Tom Ford hasn’t been shy in toasting the leads of his sexy new thriller — Amy Adams and Jake Gyllenhaal — but the fashion icon packed his supporting cast with some fantastic names you may not know also come along for the ride. Starting with…
Andrea Riseborough
The terribly pedigreed English actress appears briefly in the film’s trailer, but not long enough to sell you on the incredible “Auntie Mame” vibe she brings as the eccentric wife of an openly gay artist (Michael Sheen).
Karl Glusman
This is Tom Ford we’re talking about, so even the smallest supporting roles will be occupied by promising, devastatingly attractive people. Take Glusman (right), a member of villain Aaron Taylor Johnson’s gang of thugs. But Glusman is also the star of Gaspar Noe’s “Love,” a graphic romance that rocked the Cannes Film Festival in 2015.
Michael Sheen
Again, one only glimpsed in the trailer, Sheen plays something of a social ringmaster attempting to convince Amy Adams’ Susan to dig in her heels and enjoy her vacuous success.
Kristen Bauer van Straten
Fans of HBO’s “True Blood” will remember van Straten as the sublimely bitchy vampire consigliere to Alexander Skarsgard.
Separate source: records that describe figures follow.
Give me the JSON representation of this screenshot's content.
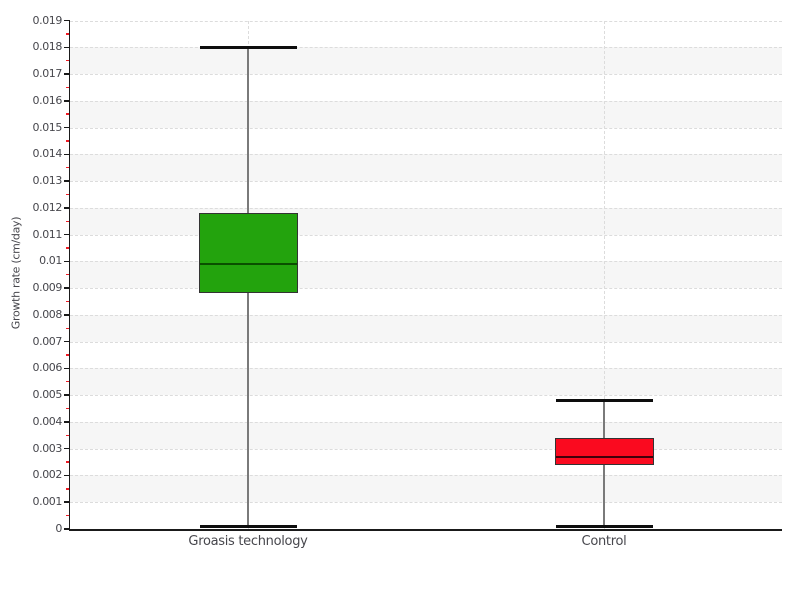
{
  "chart_data": {
    "type": "boxplot",
    "title": "",
    "xlabel": "",
    "ylabel": "Growth rate (cm/day)",
    "ylim": [
      0,
      0.019
    ],
    "ytick_step": 0.001,
    "yminor_tick_step": 0.0005,
    "grid": "horizontal-dashed and vertical-dashed at category centers, alternating shaded bands every 0.001",
    "legend": "none",
    "categories": [
      "Groasis technology",
      "Control"
    ],
    "series": [
      {
        "name": "Groasis technology",
        "min": 0.0001,
        "q1": 0.0088,
        "median": 0.0099,
        "q3": 0.0118,
        "max": 0.018,
        "fill": "#23a30d",
        "median_color": "#0a4f00"
      },
      {
        "name": "Control",
        "min": 0.0001,
        "q1": 0.0024,
        "median": 0.0027,
        "q3": 0.0034,
        "max": 0.0048,
        "fill": "#fa0a1f",
        "median_color": "#40000a"
      }
    ],
    "style": {
      "band_color": "#f6f6f6",
      "gridline_color": "#dcdcdc",
      "axis_color": "#1a1a1a",
      "major_tick_color": "#1a1a1a",
      "minor_tick_color": "#ee1c25",
      "whisker_color": "#7a7a7a",
      "cap_color": "#0d0d0d",
      "box_border_color": "#333333",
      "text_color": "#47474d"
    }
  },
  "axes": {
    "y_tick_labels": [
      "0",
      "0.001",
      "0.002",
      "0.003",
      "0.004",
      "0.005",
      "0.006",
      "0.007",
      "0.008",
      "0.009",
      "0.01",
      "0.011",
      "0.012",
      "0.013",
      "0.014",
      "0.015",
      "0.016",
      "0.017",
      "0.018",
      "0.019"
    ]
  }
}
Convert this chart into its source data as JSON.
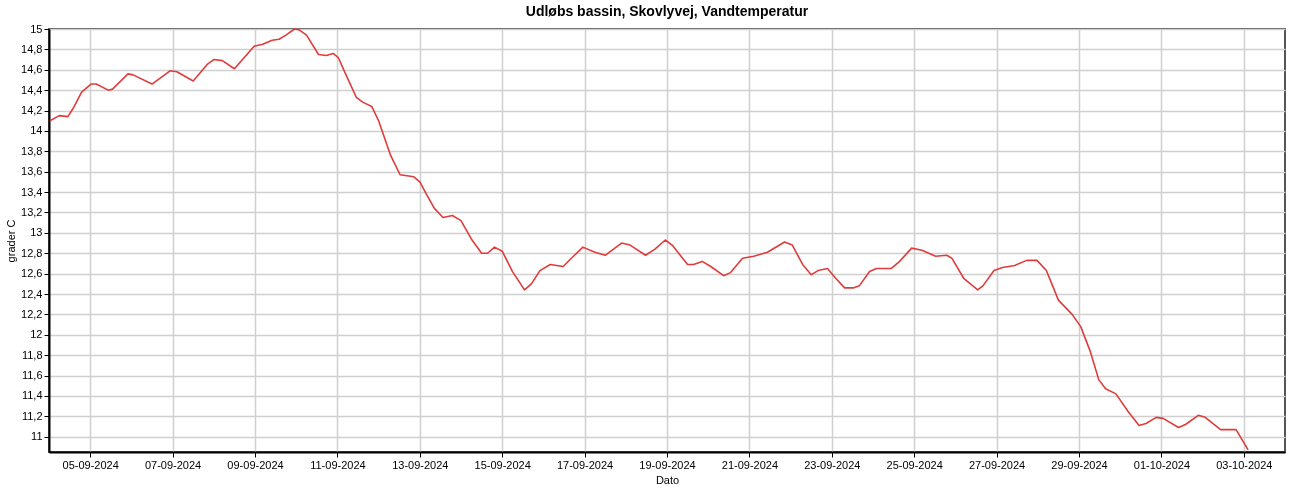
{
  "chart_data": {
    "type": "line",
    "title": "Udløbs bassin, Skovlyvej, Vandtemperatur",
    "xlabel": "Dato",
    "ylabel": "grader C",
    "x": [
      "2024-09-04T00:30",
      "2024-09-04T06:00",
      "2024-09-04T11:00",
      "2024-09-04T14:00",
      "2024-09-04T19:00",
      "2024-09-05T00:30",
      "2024-09-05T03:30",
      "2024-09-05T10:30",
      "2024-09-05T13:00",
      "2024-09-05T22:00",
      "2024-09-06T01:00",
      "2024-09-06T12:00",
      "2024-09-06T22:30",
      "2024-09-07T02:30",
      "2024-09-07T12:00",
      "2024-09-07T20:00",
      "2024-09-08T00:00",
      "2024-09-08T05:00",
      "2024-09-08T12:00",
      "2024-09-08T23:30",
      "2024-09-09T04:30",
      "2024-09-09T10:00",
      "2024-09-09T14:00",
      "2024-09-09T18:00",
      "2024-09-09T23:00",
      "2024-09-10T02:00",
      "2024-09-10T06:00",
      "2024-09-10T13:00",
      "2024-09-10T17:30",
      "2024-09-10T21:30",
      "2024-09-11T00:30",
      "2024-09-11T04:30",
      "2024-09-11T11:00",
      "2024-09-11T15:00",
      "2024-09-11T20:00",
      "2024-09-12T00:00",
      "2024-09-12T07:00",
      "2024-09-12T12:30",
      "2024-09-12T16:30",
      "2024-09-12T20:30",
      "2024-09-13T00:00",
      "2024-09-13T03:30",
      "2024-09-13T08:30",
      "2024-09-13T13:30",
      "2024-09-13T19:00",
      "2024-09-14T00:00",
      "2024-09-14T06:00",
      "2024-09-14T12:00",
      "2024-09-14T15:30",
      "2024-09-14T19:30",
      "2024-09-15T00:00",
      "2024-09-15T06:00",
      "2024-09-15T13:00",
      "2024-09-15T17:00",
      "2024-09-15T22:00",
      "2024-09-16T04:00",
      "2024-09-16T11:30",
      "2024-09-16T17:30",
      "2024-09-16T23:00",
      "2024-09-17T06:00",
      "2024-09-17T12:00",
      "2024-09-17T21:30",
      "2024-09-18T02:30",
      "2024-09-18T11:30",
      "2024-09-18T17:00",
      "2024-09-18T23:00",
      "2024-09-19T03:00",
      "2024-09-19T12:00",
      "2024-09-19T15:30",
      "2024-09-19T20:30",
      "2024-09-20T01:30",
      "2024-09-20T09:00",
      "2024-09-20T13:00",
      "2024-09-20T20:00",
      "2024-09-21T02:30",
      "2024-09-21T10:30",
      "2024-09-21T20:30",
      "2024-09-22T01:00",
      "2024-09-22T07:00",
      "2024-09-22T12:00",
      "2024-09-22T16:00",
      "2024-09-22T21:30",
      "2024-09-23T02:30",
      "2024-09-23T07:30",
      "2024-09-23T12:30",
      "2024-09-23T16:00",
      "2024-09-23T22:00",
      "2024-09-24T02:00",
      "2024-09-24T10:30",
      "2024-09-24T15:30",
      "2024-09-24T22:30",
      "2024-09-25T04:30",
      "2024-09-25T12:30",
      "2024-09-25T19:00",
      "2024-09-25T22:00",
      "2024-09-26T05:00",
      "2024-09-26T13:00",
      "2024-09-26T16:00",
      "2024-09-26T22:30",
      "2024-09-27T03:30",
      "2024-09-27T10:30",
      "2024-09-27T17:30",
      "2024-09-27T23:30",
      "2024-09-28T05:00",
      "2024-09-28T12:00",
      "2024-09-28T20:00",
      "2024-09-29T01:00",
      "2024-09-29T06:30",
      "2024-09-29T11:30",
      "2024-09-29T15:30",
      "2024-09-29T21:30",
      "2024-09-30T04:30",
      "2024-09-30T11:00",
      "2024-09-30T15:00",
      "2024-09-30T21:00",
      "2024-10-01T01:00",
      "2024-10-01T10:00",
      "2024-10-01T14:00",
      "2024-10-01T21:30",
      "2024-10-02T01:30",
      "2024-10-02T10:30",
      "2024-10-02T14:30",
      "2024-10-02T19:30",
      "2024-10-03T02:30"
    ],
    "series": [
      {
        "color": "#e03c3c",
        "values": [
          14.1,
          14.15,
          14.14,
          14.22,
          14.38,
          14.46,
          14.46,
          14.4,
          14.41,
          14.56,
          14.55,
          14.46,
          14.59,
          14.58,
          14.49,
          14.65,
          14.7,
          14.69,
          14.61,
          14.83,
          14.85,
          14.89,
          14.9,
          14.94,
          15.0,
          14.99,
          14.94,
          14.75,
          14.74,
          14.76,
          14.72,
          14.57,
          14.33,
          14.28,
          14.24,
          14.1,
          13.76,
          13.57,
          13.56,
          13.55,
          13.5,
          13.39,
          13.24,
          13.15,
          13.17,
          13.12,
          12.94,
          12.8,
          12.8,
          12.86,
          12.82,
          12.62,
          12.44,
          12.5,
          12.63,
          12.69,
          12.67,
          12.77,
          12.86,
          12.81,
          12.78,
          12.9,
          12.88,
          12.78,
          12.84,
          12.93,
          12.88,
          12.69,
          12.69,
          12.72,
          12.67,
          12.58,
          12.61,
          12.75,
          12.77,
          12.81,
          12.91,
          12.88,
          12.69,
          12.59,
          12.63,
          12.65,
          12.55,
          12.46,
          12.46,
          12.48,
          12.62,
          12.65,
          12.65,
          12.72,
          12.85,
          12.83,
          12.77,
          12.78,
          12.75,
          12.55,
          12.44,
          12.48,
          12.63,
          12.66,
          12.68,
          12.73,
          12.73,
          12.63,
          12.34,
          12.2,
          12.08,
          11.84,
          11.56,
          11.47,
          11.42,
          11.25,
          11.11,
          11.13,
          11.19,
          11.18,
          11.09,
          11.12,
          11.21,
          11.19,
          11.07,
          11.07,
          11.07,
          10.87
        ]
      }
    ],
    "xlim": [
      "2024-09-04T00:00",
      "2024-10-04T00:00"
    ],
    "xticks": [
      {
        "value": "2024-09-05T00:00",
        "label": "05-09-2024"
      },
      {
        "value": "2024-09-07T00:00",
        "label": "07-09-2024"
      },
      {
        "value": "2024-09-09T00:00",
        "label": "09-09-2024"
      },
      {
        "value": "2024-09-11T00:00",
        "label": "11-09-2024"
      },
      {
        "value": "2024-09-13T00:00",
        "label": "13-09-2024"
      },
      {
        "value": "2024-09-15T00:00",
        "label": "15-09-2024"
      },
      {
        "value": "2024-09-17T00:00",
        "label": "17-09-2024"
      },
      {
        "value": "2024-09-19T00:00",
        "label": "19-09-2024"
      },
      {
        "value": "2024-09-21T00:00",
        "label": "21-09-2024"
      },
      {
        "value": "2024-09-23T00:00",
        "label": "23-09-2024"
      },
      {
        "value": "2024-09-25T00:00",
        "label": "25-09-2024"
      },
      {
        "value": "2024-09-27T00:00",
        "label": "27-09-2024"
      },
      {
        "value": "2024-09-29T00:00",
        "label": "29-09-2024"
      },
      {
        "value": "2024-10-01T00:00",
        "label": "01-10-2024"
      },
      {
        "value": "2024-10-03T00:00",
        "label": "03-10-2024"
      }
    ],
    "ylim": [
      10.85,
      15
    ],
    "yticks": [
      {
        "value": 11,
        "label": "11"
      },
      {
        "value": 11.2,
        "label": "11,2"
      },
      {
        "value": 11.4,
        "label": "11,4"
      },
      {
        "value": 11.6,
        "label": "11,6"
      },
      {
        "value": 11.8,
        "label": "11,8"
      },
      {
        "value": 12,
        "label": "12"
      },
      {
        "value": 12.2,
        "label": "12,2"
      },
      {
        "value": 12.4,
        "label": "12,4"
      },
      {
        "value": 12.6,
        "label": "12,6"
      },
      {
        "value": 12.8,
        "label": "12,8"
      },
      {
        "value": 13,
        "label": "13"
      },
      {
        "value": 13.2,
        "label": "13,2"
      },
      {
        "value": 13.4,
        "label": "13,4"
      },
      {
        "value": 13.6,
        "label": "13,6"
      },
      {
        "value": 13.8,
        "label": "13,8"
      },
      {
        "value": 14,
        "label": "14"
      },
      {
        "value": 14.2,
        "label": "14,2"
      },
      {
        "value": 14.4,
        "label": "14,4"
      },
      {
        "value": 14.6,
        "label": "14,6"
      },
      {
        "value": 14.8,
        "label": "14,8"
      },
      {
        "value": 15,
        "label": "15"
      }
    ],
    "grid": true,
    "legend": false,
    "marker": "none",
    "line_style": "solid"
  }
}
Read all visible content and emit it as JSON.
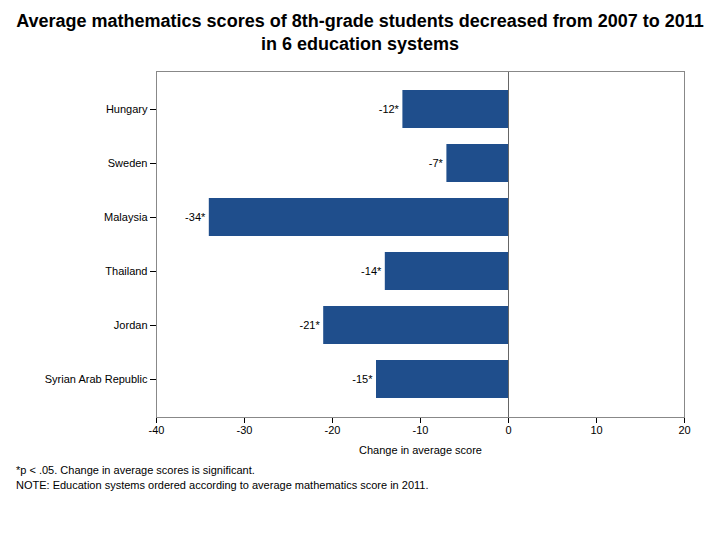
{
  "chart_data": {
    "type": "bar",
    "orientation": "horizontal",
    "title": "Average mathematics scores of 8th-grade students decreased from 2007 to 2011 in 6 education systems",
    "categories": [
      "Hungary",
      "Sweden",
      "Malaysia",
      "Thailand",
      "Jordan",
      "Syrian Arab Republic"
    ],
    "values": [
      -12,
      -7,
      -34,
      -14,
      -21,
      -15
    ],
    "value_labels": [
      "-12*",
      "-7*",
      "-34*",
      "-14*",
      "-21*",
      "-15*"
    ],
    "data_labels": true,
    "color": "#1F4E8C",
    "xlabel": "Change in average score",
    "xlim": [
      -40,
      20
    ],
    "xticks": [
      -40,
      -30,
      -20,
      -10,
      0,
      10,
      20
    ],
    "grid": false,
    "annotations": [
      "*p < .05. Change in average scores is significant.",
      "NOTE: Education systems ordered according to average mathematics score in 2011."
    ]
  }
}
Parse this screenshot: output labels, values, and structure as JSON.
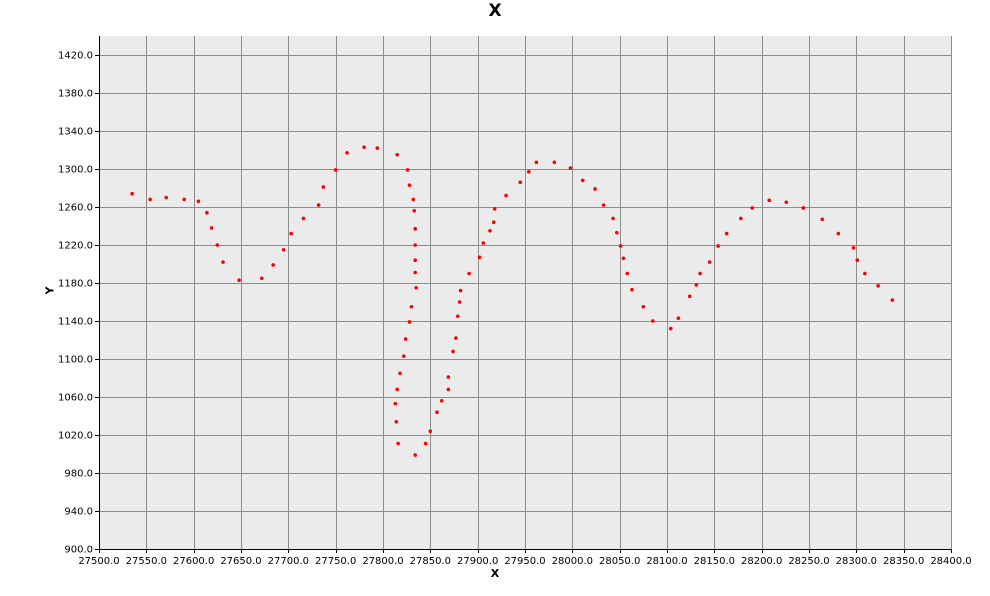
{
  "colors": {
    "plot_background": "#ebebeb",
    "grid": "#8c8c8c",
    "point": "#ff0000",
    "axis": "#000000"
  },
  "chart_data": {
    "type": "scatter",
    "title": "X",
    "xlabel": "X",
    "ylabel": "Y",
    "xlim": [
      27500.0,
      28400.0
    ],
    "ylim": [
      900.0,
      1440.0
    ],
    "xticks": [
      27500.0,
      27550.0,
      27600.0,
      27650.0,
      27700.0,
      27750.0,
      27800.0,
      27850.0,
      27900.0,
      27950.0,
      28000.0,
      28050.0,
      28100.0,
      28150.0,
      28200.0,
      28250.0,
      28300.0,
      28350.0,
      28400.0
    ],
    "xtick_labels": [
      "27500.0",
      "27550.0",
      "27600.0",
      "27650.0",
      "27700.0",
      "27750.0",
      "27800.0",
      "27850.0",
      "27900.0",
      "27950.0",
      "28000.0",
      "28050.0",
      "28100.0",
      "28150.0",
      "28200.0",
      "28250.0",
      "28300.0",
      "28350.0",
      "28400.0"
    ],
    "yticks": [
      900.0,
      940.0,
      980.0,
      1020.0,
      1060.0,
      1100.0,
      1140.0,
      1180.0,
      1220.0,
      1260.0,
      1300.0,
      1340.0,
      1380.0,
      1420.0
    ],
    "ytick_labels": [
      "900.0",
      "940.0",
      "980.0",
      "1020.0",
      "1060.0",
      "1100.0",
      "1140.0",
      "1180.0",
      "1220.0",
      "1260.0",
      "1300.0",
      "1340.0",
      "1380.0",
      "1420.0"
    ],
    "grid": true,
    "series": [
      {
        "points": [
          [
            27535,
            1274
          ],
          [
            27554,
            1268
          ],
          [
            27571,
            1270
          ],
          [
            27590,
            1268
          ],
          [
            27605,
            1266
          ],
          [
            27614,
            1254
          ],
          [
            27619,
            1238
          ],
          [
            27625,
            1220
          ],
          [
            27631,
            1202
          ],
          [
            27648,
            1183
          ],
          [
            27672,
            1185
          ],
          [
            27684,
            1199
          ],
          [
            27695,
            1215
          ],
          [
            27703,
            1232
          ],
          [
            27716,
            1248
          ],
          [
            27732,
            1262
          ],
          [
            27737,
            1281
          ],
          [
            27750,
            1299
          ],
          [
            27762,
            1317
          ],
          [
            27780,
            1323
          ],
          [
            27794,
            1322
          ],
          [
            27815,
            1315
          ],
          [
            27826,
            1299
          ],
          [
            27828,
            1283
          ],
          [
            27832,
            1268
          ],
          [
            27833,
            1256
          ],
          [
            27834,
            1237
          ],
          [
            27834,
            1220
          ],
          [
            27834,
            1204
          ],
          [
            27834,
            1191
          ],
          [
            27835,
            1175
          ],
          [
            27830,
            1155
          ],
          [
            27828,
            1139
          ],
          [
            27824,
            1121
          ],
          [
            27822,
            1103
          ],
          [
            27818,
            1085
          ],
          [
            27815,
            1068
          ],
          [
            27813,
            1053
          ],
          [
            27814,
            1034
          ],
          [
            27816,
            1011
          ],
          [
            27834,
            999
          ],
          [
            27845,
            1011
          ],
          [
            27850,
            1024
          ],
          [
            27857,
            1044
          ],
          [
            27862,
            1056
          ],
          [
            27869,
            1068
          ],
          [
            27869,
            1081
          ],
          [
            27874,
            1108
          ],
          [
            27877,
            1122
          ],
          [
            27879,
            1145
          ],
          [
            27881,
            1160
          ],
          [
            27882,
            1172
          ],
          [
            27891,
            1190
          ],
          [
            27902,
            1207
          ],
          [
            27906,
            1222
          ],
          [
            27913,
            1235
          ],
          [
            27917,
            1244
          ],
          [
            27918,
            1258
          ],
          [
            27930,
            1272
          ],
          [
            27945,
            1286
          ],
          [
            27954,
            1297
          ],
          [
            27962,
            1307
          ],
          [
            27981,
            1307
          ],
          [
            27998,
            1301
          ],
          [
            28011,
            1288
          ],
          [
            28024,
            1279
          ],
          [
            28033,
            1262
          ],
          [
            28043,
            1248
          ],
          [
            28047,
            1233
          ],
          [
            28051,
            1219
          ],
          [
            28054,
            1206
          ],
          [
            28058,
            1190
          ],
          [
            28063,
            1173
          ],
          [
            28075,
            1155
          ],
          [
            28085,
            1140
          ],
          [
            28104,
            1132
          ],
          [
            28112,
            1143
          ],
          [
            28124,
            1166
          ],
          [
            28131,
            1178
          ],
          [
            28135,
            1190
          ],
          [
            28145,
            1202
          ],
          [
            28154,
            1219
          ],
          [
            28163,
            1232
          ],
          [
            28178,
            1248
          ],
          [
            28190,
            1259
          ],
          [
            28208,
            1267
          ],
          [
            28226,
            1265
          ],
          [
            28244,
            1259
          ],
          [
            28264,
            1247
          ],
          [
            28281,
            1232
          ],
          [
            28297,
            1217
          ],
          [
            28301,
            1204
          ],
          [
            28309,
            1190
          ],
          [
            28323,
            1177
          ],
          [
            28338,
            1162
          ]
        ]
      }
    ]
  }
}
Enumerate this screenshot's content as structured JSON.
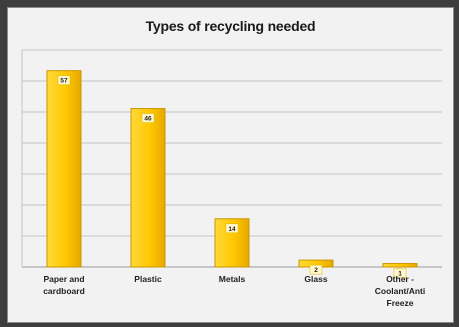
{
  "chart_data": {
    "type": "bar",
    "title": "Types of recycling needed",
    "categories": [
      [
        "Paper and",
        "cardboard"
      ],
      [
        "Plastic"
      ],
      [
        "Metals"
      ],
      [
        "Glass"
      ],
      [
        "Other -",
        "Coolant/Anti",
        "Freeze"
      ]
    ],
    "values": [
      57,
      46,
      14,
      2,
      1
    ],
    "data_labels": [
      "57",
      "46",
      "14",
      "2",
      "1"
    ],
    "ylim": [
      0,
      63
    ],
    "grid": true,
    "legend": "none",
    "bar_color": "#ffc800",
    "bar_edge_color": "#c99600",
    "label_box_color": "#fff8cc"
  }
}
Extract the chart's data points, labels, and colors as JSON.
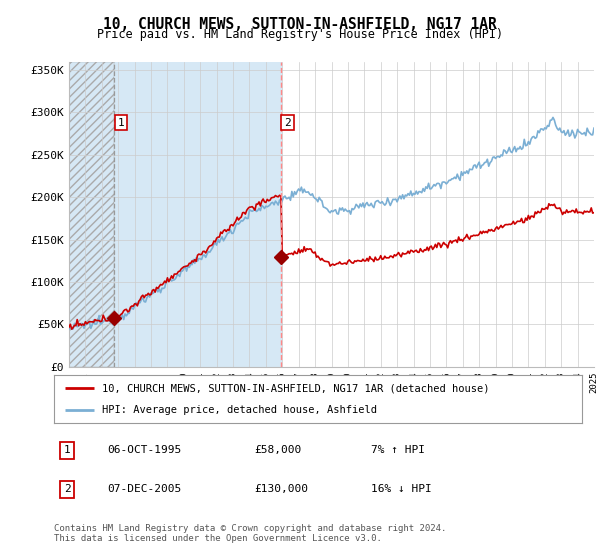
{
  "title": "10, CHURCH MEWS, SUTTON-IN-ASHFIELD, NG17 1AR",
  "subtitle": "Price paid vs. HM Land Registry's House Price Index (HPI)",
  "ylabel_ticks": [
    "£0",
    "£50K",
    "£100K",
    "£150K",
    "£200K",
    "£250K",
    "£300K",
    "£350K"
  ],
  "ytick_vals": [
    0,
    50000,
    100000,
    150000,
    200000,
    250000,
    300000,
    350000
  ],
  "ylim": [
    0,
    360000
  ],
  "xlim_start": 1993,
  "xlim_end": 2025,
  "sale1": {
    "year": 1995.76,
    "price": 58000,
    "label": "1"
  },
  "sale2": {
    "year": 2005.92,
    "price": 130000,
    "label": "2"
  },
  "legend_line1": "10, CHURCH MEWS, SUTTON-IN-ASHFIELD, NG17 1AR (detached house)",
  "legend_line2": "HPI: Average price, detached house, Ashfield",
  "table": [
    {
      "num": "1",
      "date": "06-OCT-1995",
      "price": "£58,000",
      "hpi": "7% ↑ HPI"
    },
    {
      "num": "2",
      "date": "07-DEC-2005",
      "price": "£130,000",
      "hpi": "16% ↓ HPI"
    }
  ],
  "footnote": "Contains HM Land Registry data © Crown copyright and database right 2024.\nThis data is licensed under the Open Government Licence v3.0.",
  "hpi_color": "#7bafd4",
  "price_color": "#cc0000",
  "dot_color": "#990000",
  "vline1_color": "#aaaaaa",
  "vline2_color": "#ff8888",
  "shade_color": "#d6e8f5",
  "background_color": "#ffffff",
  "grid_color": "#cccccc"
}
Here, she appears as a museum board member fond of going under the knife — who gets shredded by Amy Adams after challenging her at a meeting.
Jena Malone
Playing museum curator Sage Ross, Malone makes a brief and memorable cameo as a narcissistic Los Angeles mom — ruthlessly concerned with her abstract clothes and baby monitor app — with zero self-awareness over how she actually comes across.
Michael Shannon
As an irresistibly sour and menacing detective, Shannon is easily the most award-worthy of the bunch. But he’s another breakout buried in the smash-cut trailers the film has circulated.
Isla Fisher
Mrs. Sacha Baron Cohen is under the radar in “Nocturnal Animals,” and probably for good reason. The film has a major story-within-a-story, as it depicts in live action the contents of a novel Amy Adams’ character is reading, written by her first husband (Jake Gyllenhaal). Fisher is something of a subliminal stand-in for Adams in the story — to a harrowing effect.
Laura Linney
Beneath that Texas hair and Park Ave. pearls is national treasure Linney. In a role originally meant for Kim Basinger, Linney plays the disapproving mother of Adams’ character, warning her of a widely-held fear: we all eventually become our mothers.